Besonders gut ist Sharon Van Etten dann, wenn sie die Bandbreite ihrer Stimme ausreizt, die Instrumentierung im Hintergrund leise schwelt und folglich eine unbehaglich-wohlige Atmosphäre Einzug hält. Dies gelingt Van Etten vor allem in der ersten Albumhälfte, unter anderem beim übermächtig-schönen "Serpents", dem wohl bislang besten Song aus ihrer Feder. Selbst PJ Harvey oder Chan Marshall bekommen einen solchen Song nur an äußerst regnerischen Sonntagen zustande. Auch der tollkühne Opener "Warsaw" sticht heraus: Die räudige Gitarre geht mit Van Ettens Stimme eine verhängnisvolle Liaison ein, das Lied schwebt fünf Meter über dem nebligen Boden.

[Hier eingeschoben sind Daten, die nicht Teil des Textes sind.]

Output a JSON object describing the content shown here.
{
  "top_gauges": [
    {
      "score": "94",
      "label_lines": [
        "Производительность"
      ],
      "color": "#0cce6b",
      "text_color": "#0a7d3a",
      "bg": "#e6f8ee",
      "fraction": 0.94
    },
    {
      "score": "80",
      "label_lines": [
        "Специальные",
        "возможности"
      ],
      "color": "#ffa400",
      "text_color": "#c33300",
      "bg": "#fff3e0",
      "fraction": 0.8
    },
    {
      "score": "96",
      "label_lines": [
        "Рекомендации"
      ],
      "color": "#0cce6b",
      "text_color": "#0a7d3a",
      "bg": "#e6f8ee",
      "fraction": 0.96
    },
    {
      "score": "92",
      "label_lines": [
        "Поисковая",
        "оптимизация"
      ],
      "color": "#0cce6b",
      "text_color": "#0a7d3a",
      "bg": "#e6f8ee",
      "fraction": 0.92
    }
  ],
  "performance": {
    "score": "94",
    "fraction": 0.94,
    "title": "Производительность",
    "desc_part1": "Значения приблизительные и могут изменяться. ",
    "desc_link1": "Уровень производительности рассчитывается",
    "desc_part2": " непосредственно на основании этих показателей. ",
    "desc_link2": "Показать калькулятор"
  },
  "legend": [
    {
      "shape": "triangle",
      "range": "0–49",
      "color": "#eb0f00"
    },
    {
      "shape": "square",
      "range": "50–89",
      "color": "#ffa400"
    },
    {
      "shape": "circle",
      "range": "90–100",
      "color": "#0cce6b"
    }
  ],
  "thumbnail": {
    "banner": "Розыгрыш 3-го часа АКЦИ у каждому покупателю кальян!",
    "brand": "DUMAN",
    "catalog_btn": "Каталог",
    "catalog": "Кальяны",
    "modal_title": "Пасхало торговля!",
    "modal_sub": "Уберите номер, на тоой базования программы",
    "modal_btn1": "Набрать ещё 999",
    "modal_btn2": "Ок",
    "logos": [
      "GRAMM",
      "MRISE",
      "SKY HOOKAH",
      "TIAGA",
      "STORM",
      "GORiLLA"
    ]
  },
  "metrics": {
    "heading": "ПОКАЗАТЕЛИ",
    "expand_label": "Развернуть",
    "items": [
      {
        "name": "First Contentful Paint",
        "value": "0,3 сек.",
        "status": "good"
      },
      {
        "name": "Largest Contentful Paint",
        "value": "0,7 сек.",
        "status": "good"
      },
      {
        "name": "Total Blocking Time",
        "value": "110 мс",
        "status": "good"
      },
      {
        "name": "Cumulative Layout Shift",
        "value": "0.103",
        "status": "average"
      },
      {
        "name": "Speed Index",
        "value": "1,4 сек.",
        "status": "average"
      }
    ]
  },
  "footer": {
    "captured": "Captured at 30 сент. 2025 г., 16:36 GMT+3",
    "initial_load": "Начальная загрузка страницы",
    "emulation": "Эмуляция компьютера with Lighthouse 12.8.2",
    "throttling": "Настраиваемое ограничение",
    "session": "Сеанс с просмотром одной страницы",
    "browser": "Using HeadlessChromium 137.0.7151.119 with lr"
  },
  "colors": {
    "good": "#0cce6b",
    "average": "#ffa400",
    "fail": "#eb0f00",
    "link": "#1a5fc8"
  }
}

Nach außen hin wirken diese Lieder in sich ruhend, doch man wird das Gefühl nicht los, dass in ihnen eine innerliche Aufgekratztheit wohnt. Düster und dräuend bricht sich das Unbehagen Bahn. Ein herrlicher Gegenentwurf zur Plakativität stereotyper Grrrls. With a riot in an empty heart.

(Kevin Holtmann)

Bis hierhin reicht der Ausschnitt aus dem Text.